Sánchez fija la posición de España ante la guerra entre EEUU, Israel e Irán: “No a la guerra”
El presidente advierte del riesgo de un conflicto largo y anuncia medidas para proteger a españoles y mitigar el impacto económico
La escalada militar entre Estados Unidos, Israel e Irán ha llevado al presidente del Gobierno, Pedro Sánchez, a comparecer desde el Palacio de la Moncloa para fijar la posición oficial de España ante un conflicto que amenaza con extenderse por Oriente Próximo y tener consecuencias globales.
Durante una declaración institucional, el jefe del Ejecutivo defendió con claridad la vía diplomática frente a la intervención militar y resumió la postura del Gobierno en un mensaje contundente: “La posición del Gobierno de España se resume en cuatro palabras: no a la guerra”.
El discurso del presidente estuvo marcado por referencias al derecho internacional, advertencias sobre el impacto económico del conflicto y la necesidad de evitar repetir errores del pasado, especialmente los derivados de la guerra de Irak en 2003.
Una guerra que podría prolongarse y afectar a la economía mundial
Sánchez alertó de que el conflicto podría convertirse en una guerra larga con consecuencias globales, tanto en términos de seguridad como de economía.
El presidente subrayó que una escalada prolongada puede alterar los mercados energéticos, el transporte internacional y la estabilidad financiera, provocando subidas del petróleo y del gas.
En este sentido, advirtió de que el mundo podría enfrentarse a más incertidumbre económica, tensiones en los mercados y un aumento del coste de la vida, algo que afectaría directamente a hogares y empresas.
Por ello, el Gobierno ya está analizando distintos escenarios para mitigar el impacto económico en España, especialmente si la guerra termina afectando a la energía o al comercio internacional.
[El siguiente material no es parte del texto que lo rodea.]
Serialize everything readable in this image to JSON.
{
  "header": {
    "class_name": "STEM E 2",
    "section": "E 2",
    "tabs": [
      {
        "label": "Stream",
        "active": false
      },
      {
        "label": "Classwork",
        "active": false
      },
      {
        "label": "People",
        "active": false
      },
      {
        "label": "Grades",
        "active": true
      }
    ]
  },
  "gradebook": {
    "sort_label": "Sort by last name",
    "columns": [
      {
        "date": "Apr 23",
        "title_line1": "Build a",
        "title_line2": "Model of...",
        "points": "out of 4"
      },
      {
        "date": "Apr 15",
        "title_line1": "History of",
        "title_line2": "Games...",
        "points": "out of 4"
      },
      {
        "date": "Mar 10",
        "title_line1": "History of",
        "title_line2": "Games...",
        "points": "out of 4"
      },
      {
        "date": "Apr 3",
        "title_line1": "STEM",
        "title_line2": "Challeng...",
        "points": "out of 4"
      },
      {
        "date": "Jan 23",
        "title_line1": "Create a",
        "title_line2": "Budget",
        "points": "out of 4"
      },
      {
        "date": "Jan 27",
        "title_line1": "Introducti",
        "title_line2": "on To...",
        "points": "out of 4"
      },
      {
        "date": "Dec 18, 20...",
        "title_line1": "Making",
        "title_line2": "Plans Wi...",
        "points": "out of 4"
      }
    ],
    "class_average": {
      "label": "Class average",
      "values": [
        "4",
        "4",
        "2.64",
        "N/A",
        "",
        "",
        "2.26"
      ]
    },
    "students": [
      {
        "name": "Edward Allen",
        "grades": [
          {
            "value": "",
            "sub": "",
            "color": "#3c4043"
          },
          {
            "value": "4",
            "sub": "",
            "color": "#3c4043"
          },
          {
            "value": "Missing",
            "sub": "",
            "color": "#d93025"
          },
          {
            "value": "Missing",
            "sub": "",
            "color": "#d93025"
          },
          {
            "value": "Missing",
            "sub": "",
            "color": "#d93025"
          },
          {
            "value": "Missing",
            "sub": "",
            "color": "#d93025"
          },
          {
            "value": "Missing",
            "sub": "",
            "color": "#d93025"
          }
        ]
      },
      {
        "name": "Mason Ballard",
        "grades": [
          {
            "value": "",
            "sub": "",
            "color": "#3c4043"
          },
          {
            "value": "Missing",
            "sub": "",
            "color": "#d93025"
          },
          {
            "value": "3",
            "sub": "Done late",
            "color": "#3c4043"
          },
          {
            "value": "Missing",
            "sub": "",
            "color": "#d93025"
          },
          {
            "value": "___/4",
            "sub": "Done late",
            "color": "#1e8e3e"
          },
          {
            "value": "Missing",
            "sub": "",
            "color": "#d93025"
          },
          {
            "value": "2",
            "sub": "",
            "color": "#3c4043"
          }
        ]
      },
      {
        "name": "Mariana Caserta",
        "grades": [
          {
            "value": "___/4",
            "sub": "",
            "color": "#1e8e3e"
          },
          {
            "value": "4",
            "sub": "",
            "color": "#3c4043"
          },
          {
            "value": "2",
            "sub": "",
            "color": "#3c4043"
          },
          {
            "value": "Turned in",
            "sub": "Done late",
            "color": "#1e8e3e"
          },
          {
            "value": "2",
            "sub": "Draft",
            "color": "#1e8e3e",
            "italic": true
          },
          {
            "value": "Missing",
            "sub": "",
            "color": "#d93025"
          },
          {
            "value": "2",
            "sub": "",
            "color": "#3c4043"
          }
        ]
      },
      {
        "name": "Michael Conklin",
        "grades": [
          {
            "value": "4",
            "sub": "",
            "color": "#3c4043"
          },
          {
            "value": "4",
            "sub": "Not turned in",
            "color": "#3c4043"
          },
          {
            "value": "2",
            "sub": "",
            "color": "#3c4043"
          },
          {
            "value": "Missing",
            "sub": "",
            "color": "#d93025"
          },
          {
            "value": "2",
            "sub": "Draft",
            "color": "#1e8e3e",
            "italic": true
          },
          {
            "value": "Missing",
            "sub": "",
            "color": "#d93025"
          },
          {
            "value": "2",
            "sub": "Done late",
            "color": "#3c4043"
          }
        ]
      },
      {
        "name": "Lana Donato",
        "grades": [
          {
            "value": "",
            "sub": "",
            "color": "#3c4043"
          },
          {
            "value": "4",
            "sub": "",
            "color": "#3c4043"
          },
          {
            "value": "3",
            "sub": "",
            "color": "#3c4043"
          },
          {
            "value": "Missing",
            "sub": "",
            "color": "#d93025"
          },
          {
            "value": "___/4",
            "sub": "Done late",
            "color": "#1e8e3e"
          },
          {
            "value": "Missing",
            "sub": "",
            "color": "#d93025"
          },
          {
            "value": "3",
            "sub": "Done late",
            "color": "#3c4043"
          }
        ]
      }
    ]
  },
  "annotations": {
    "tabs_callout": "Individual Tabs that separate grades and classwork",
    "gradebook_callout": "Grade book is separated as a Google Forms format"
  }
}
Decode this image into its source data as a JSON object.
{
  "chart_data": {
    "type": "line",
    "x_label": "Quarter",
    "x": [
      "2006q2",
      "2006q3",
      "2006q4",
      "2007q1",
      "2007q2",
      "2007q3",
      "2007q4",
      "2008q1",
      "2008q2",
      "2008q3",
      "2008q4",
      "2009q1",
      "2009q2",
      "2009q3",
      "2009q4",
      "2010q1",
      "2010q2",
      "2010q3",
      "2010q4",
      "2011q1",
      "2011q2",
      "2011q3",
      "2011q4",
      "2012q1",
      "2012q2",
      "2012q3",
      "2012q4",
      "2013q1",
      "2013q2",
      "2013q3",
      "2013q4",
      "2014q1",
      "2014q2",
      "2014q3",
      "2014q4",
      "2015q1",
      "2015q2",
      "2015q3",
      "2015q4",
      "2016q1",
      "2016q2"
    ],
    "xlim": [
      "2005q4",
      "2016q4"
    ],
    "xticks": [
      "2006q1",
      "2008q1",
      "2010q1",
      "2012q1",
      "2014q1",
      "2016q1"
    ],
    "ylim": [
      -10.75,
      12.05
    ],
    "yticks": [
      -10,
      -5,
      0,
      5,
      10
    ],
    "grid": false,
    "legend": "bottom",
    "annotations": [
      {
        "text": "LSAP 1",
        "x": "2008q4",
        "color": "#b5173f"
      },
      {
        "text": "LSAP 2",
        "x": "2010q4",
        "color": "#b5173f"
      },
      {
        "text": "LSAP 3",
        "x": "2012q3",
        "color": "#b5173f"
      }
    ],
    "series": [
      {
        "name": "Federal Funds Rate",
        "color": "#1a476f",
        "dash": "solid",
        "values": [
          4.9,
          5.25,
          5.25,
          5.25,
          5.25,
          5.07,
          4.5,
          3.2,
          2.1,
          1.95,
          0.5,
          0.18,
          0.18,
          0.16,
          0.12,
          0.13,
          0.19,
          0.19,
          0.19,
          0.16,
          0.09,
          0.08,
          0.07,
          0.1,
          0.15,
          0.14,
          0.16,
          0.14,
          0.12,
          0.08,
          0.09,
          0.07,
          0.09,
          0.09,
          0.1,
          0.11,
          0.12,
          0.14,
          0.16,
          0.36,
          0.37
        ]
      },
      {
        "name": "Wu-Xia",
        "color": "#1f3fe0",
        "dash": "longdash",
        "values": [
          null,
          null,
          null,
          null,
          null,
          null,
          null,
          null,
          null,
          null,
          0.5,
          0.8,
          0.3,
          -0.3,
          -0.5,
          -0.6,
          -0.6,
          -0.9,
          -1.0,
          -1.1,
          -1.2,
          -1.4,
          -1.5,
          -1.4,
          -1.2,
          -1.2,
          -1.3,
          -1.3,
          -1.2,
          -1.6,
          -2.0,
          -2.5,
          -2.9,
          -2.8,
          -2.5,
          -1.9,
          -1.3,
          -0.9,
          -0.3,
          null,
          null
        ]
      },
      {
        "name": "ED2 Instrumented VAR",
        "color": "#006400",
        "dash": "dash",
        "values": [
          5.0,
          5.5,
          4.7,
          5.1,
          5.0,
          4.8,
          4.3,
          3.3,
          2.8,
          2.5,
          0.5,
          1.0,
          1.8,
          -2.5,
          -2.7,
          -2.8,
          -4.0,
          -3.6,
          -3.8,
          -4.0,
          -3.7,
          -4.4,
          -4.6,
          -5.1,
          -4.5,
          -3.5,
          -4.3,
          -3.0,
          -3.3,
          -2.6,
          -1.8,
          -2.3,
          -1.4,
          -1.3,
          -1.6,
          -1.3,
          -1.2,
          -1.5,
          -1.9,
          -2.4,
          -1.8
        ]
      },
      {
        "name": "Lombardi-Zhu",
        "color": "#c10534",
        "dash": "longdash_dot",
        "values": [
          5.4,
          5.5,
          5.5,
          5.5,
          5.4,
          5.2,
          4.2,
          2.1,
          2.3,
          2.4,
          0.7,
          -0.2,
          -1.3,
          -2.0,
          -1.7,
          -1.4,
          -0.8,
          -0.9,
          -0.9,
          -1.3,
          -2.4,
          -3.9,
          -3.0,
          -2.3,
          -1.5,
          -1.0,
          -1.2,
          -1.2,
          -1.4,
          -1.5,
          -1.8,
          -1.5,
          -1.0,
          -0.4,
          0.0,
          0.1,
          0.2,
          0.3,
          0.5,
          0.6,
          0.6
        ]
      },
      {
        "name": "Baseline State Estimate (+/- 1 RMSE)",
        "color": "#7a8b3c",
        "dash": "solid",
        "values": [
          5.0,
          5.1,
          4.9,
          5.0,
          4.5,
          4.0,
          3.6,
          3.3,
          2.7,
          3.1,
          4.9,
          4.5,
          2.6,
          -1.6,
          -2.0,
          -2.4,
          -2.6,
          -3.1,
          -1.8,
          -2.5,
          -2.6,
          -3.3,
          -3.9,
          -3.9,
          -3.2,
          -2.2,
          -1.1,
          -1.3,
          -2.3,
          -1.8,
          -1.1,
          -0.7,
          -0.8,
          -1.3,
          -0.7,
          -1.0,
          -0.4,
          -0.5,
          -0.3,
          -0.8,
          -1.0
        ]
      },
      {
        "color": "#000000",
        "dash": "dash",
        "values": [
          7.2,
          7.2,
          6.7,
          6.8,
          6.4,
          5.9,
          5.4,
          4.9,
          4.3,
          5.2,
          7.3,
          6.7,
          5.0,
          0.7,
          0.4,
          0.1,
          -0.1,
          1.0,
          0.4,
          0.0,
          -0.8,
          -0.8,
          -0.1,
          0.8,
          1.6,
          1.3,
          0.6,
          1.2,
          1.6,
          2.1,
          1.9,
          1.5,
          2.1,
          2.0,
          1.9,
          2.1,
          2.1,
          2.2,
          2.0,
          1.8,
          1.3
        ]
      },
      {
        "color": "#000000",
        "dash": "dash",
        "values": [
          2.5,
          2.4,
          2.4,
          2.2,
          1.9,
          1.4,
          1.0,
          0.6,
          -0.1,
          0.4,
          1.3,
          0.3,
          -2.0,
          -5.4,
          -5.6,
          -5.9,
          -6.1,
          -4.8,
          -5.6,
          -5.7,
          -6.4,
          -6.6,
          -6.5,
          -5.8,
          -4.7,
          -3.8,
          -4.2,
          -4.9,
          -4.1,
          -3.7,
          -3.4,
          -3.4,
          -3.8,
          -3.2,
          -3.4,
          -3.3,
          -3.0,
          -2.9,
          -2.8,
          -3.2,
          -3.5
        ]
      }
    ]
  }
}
“Estamos estudiando medidas para ayudar a hogares, trabajadores, empresas y autónomos a mitigar los impactos económicos del conflicto si fuera necesario”, afirmó.
Protección para los españoles en la zona de conflicto
Otro de los puntos clave de la intervención del presidente fue la situación de los ciudadanos españoles que se encuentran en Oriente Próximo.
Sánchez aseguró que el Gobierno está trabajando para garantizar la seguridad de los españoles en la región y facilitar su regreso si lo desean.
Los servicios diplomáticos y las fuerzas armadas están coordinando dispositivos para posibles evacuaciones, aunque el presidente reconoció que la situación es compleja debido a la inseguridad del espacio aéreo y al deterioro de la red aeroportuaria en la zona.
Aun así, quiso trasladar un mensaje de tranquilidad: “Nuestros compatriotas pueden tener la certeza de que vamos a protegerles y traerles de vuelta a casa”.
Advertencia sobre los errores de la guerra de Irak
El presidente también hizo referencia a la invasión de Irak en 2003 para advertir de los riesgos de repetir decisiones similares.
Recordó que aquella guerra, apoyada por Estados Unidos, Reino Unido y España, provocó inestabilidad regional, terrorismo y crisis económicas que todavía tienen consecuencias.
Sánchez definió aquel episodio como “el regalo del trío de las Azores: un mundo más inseguro y una vida peor”, en referencia a la cumbre en la que se apoyó la intervención militar.
A su juicio, la historia demuestra que muchas guerras comienzan por decisiones precipitadas o por una cadena de respuestas que terminan escapando al control de quienes las inician.
Defensa del derecho internacional frente a la lógica de la guerra
Durante su intervención, el presidente insistió en que la comunidad internacional debe actuar con coherencia y defender el derecho internacional.
Una de las frases más repetidas de su discurso fue: “No se puede responder a una ilegalidad con otra”, con la que defendió que la violencia no puede ser la respuesta a los conflictos internacionales.
También quiso dejar claro que rechazar la guerra no implica apoyar al régimen iraní, al que calificó de represivo.
Según explicó, la cuestión clave es decidir si la comunidad internacional quiere resolver los conflictos mediante la fuerza o mediante la legalidad internacional y la diplomacia.
España apuesta por la diplomacia y una respuesta europea coordinada
Sánchez aseguró que el Gobierno español trabajará con sus socios europeos y con la comunidad internacional para impulsar una solución diplomática al conflicto.
España, señaló, seguirá defendiendo una paz duradera basada en el derecho internacional y el diálogo, evitando una espiral de violencia que podría tener consecuencias imprevisibles.
En ese sentido, concluyó con una reflexión que resume el enfoque del Ejecutivo ante la crisis: “La pregunta no es si estamos a favor o en contra de un régimen. La pregunta es si estamos del lado de la legalidad internacional y de la paz”.